Like all human endeavors, open access publication of scientific work is open to abuse, and recent events suggest that at least a segment of the open access medical and scientific publishing world may also be functioning as a vanity press. According to a story in The Scientist, a pair of “investigators” submitted a fake paper containing nonsense generated by computer to The Open Information Science Journal.1 The “authors” were promptly sent a notice that the manuscript had been reviewed and was now acceptable for publication, along with a bill for $800. Although this sum is only a quarter of the bill I recently paid for publication in a different open access journal (Journal of Clinical Investigation), it highlights the potential for unscrupulous operators in this new and growing field of technical publishing.

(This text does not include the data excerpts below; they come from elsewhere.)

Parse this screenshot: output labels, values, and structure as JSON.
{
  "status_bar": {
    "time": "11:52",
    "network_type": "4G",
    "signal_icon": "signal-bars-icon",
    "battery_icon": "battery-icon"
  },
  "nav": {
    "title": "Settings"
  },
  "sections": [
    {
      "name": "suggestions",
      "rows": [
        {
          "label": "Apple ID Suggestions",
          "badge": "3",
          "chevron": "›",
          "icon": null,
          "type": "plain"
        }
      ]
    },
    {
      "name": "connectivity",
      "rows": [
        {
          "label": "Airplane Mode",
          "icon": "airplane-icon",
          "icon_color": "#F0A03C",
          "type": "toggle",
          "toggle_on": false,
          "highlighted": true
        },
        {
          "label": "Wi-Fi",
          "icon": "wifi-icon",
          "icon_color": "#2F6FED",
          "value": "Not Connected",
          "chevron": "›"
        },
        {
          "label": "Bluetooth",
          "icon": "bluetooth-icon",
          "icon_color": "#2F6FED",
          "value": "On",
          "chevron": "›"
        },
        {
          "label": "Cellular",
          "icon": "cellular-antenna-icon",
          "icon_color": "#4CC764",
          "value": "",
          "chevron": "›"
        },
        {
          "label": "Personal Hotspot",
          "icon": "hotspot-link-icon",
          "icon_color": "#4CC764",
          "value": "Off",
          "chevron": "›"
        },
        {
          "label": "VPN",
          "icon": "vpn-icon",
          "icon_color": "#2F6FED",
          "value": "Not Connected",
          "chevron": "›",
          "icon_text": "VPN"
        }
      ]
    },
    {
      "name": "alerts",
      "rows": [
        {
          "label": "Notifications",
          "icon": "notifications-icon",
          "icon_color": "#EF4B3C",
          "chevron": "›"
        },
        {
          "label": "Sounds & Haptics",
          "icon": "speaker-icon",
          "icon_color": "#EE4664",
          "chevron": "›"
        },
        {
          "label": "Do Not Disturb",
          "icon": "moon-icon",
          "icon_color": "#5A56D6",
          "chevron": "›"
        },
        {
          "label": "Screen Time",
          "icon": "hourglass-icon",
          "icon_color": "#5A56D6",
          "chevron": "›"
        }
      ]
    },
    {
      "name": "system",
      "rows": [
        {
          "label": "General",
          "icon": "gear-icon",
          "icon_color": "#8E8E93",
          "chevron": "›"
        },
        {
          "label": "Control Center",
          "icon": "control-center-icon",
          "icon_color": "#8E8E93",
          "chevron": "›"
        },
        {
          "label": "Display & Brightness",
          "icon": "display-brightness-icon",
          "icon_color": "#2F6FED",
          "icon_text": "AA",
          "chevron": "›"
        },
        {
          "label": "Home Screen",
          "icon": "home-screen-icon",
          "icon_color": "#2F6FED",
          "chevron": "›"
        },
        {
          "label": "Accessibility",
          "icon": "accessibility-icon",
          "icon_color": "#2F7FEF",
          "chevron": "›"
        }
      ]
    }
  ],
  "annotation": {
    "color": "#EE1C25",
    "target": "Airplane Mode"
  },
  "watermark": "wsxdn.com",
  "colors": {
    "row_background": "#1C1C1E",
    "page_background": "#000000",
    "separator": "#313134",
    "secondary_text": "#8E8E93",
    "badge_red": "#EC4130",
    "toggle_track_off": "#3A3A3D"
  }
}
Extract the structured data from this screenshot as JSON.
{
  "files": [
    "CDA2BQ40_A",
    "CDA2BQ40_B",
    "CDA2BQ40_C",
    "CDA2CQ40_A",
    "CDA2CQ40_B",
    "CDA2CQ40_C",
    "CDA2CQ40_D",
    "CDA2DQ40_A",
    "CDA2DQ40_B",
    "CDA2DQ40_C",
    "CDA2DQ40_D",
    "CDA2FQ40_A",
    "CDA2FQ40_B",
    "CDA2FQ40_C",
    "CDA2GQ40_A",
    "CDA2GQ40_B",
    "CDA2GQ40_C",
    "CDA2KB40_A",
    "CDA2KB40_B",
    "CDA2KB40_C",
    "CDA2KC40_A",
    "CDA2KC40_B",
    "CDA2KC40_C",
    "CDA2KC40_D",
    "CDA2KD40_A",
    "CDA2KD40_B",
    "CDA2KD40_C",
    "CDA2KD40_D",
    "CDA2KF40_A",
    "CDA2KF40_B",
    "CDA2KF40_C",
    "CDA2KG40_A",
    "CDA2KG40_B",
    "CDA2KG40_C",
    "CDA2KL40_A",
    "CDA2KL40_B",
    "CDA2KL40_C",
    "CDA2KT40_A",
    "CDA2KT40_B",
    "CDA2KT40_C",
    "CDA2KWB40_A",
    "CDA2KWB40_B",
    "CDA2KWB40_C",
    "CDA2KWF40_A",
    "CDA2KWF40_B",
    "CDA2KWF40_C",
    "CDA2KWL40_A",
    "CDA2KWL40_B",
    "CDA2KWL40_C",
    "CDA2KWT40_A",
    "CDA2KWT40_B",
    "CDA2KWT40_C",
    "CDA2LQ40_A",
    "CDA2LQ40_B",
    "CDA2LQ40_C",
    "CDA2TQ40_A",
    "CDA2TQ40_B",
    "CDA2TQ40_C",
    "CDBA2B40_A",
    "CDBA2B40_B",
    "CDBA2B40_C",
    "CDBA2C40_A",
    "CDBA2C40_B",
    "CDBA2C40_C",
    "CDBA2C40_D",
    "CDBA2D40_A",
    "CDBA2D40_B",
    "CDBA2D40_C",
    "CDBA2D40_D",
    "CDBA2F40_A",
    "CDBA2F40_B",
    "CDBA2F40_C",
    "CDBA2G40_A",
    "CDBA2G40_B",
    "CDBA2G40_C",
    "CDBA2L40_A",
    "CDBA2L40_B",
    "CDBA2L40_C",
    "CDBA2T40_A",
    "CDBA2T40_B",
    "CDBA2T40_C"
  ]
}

One of the troubling aspects of this scandal, however, is the role played by an employee of a large and prestigious medical journal. The individuals who exposed the online publishing scam included a postdoctoral fellow and another individual who was described as the “executive director of international business and product development at the New England Journal of Medicine.” Although it is unlikely that the New England Journal of Medicine, a publishing behemoth, really saw The Open Information Science Journal as a major competitor for ad revenue or readers, the involvement of an employee of a potential competitor in this expose casts a shadow on this undercover investigation.
What if a more credible sounding article (with faked data) was submitted by these investigators to a competing journal and, upon acceptance, the journal was exposed for having accepted a paper that was a fake? Indeed, one wonders whether self-appointed watchdogs or ambitious and unscrupulous journal owners have made spurious submissions to competing journals in order to discredit the competition. The New England Journal of Medicine has weighed in extensively on conflicts of interest, both real and perceived, and the pernicious influence of commercial interests on the practice of medicine and research abuses. If one described this expose as a clinical study designed to test the hypothesis that some publishers will publish anything for a fee, my institutional conflict of interest committee would not have permitted the involvement in such a trial of an employee of a company with “skin in the game.”
Another troubling aspect of this case is the use of a computer program to write the scientific-sounding gibberish that was submitted to The Open Information Science Journal. Have we really gotten that lazy that we have to have a computer write our nonsense? Judging from some of my own published work, writing scientific-sounding nonsense seems to be more the rule than the exception. Unlike the situation with chess, humans remain highly competitive with computers in the generation of incomprehensible nonsense and I, for one, would like to strike a blow for the human element here.
For the most part, the open access movement is inspired by a desire for transparency, and well-respected new open access publications are increasing in number. Indeed, Congress has demanded that research sponsored by the federal government be made available freely to all taxpayers, and investigators now are required to submit duplicate manuscripts to an online repository if the journal is not freely available online. Older, established journals, like the Journal of Clinical Investigation and the New England Journal of Medicine, are increasingly moving to an open access model, and ultimately the open access system will allow information to be as free as Willy the Whale. But like all human endeavors, if there is a way to abuse a system established in good faith, then somebody will find it.
Dr. Cronstein is the Paul R. Esserman Professor of Medicine and director, Clinical and Translational Science Institute, New York University School of Medicine in New York.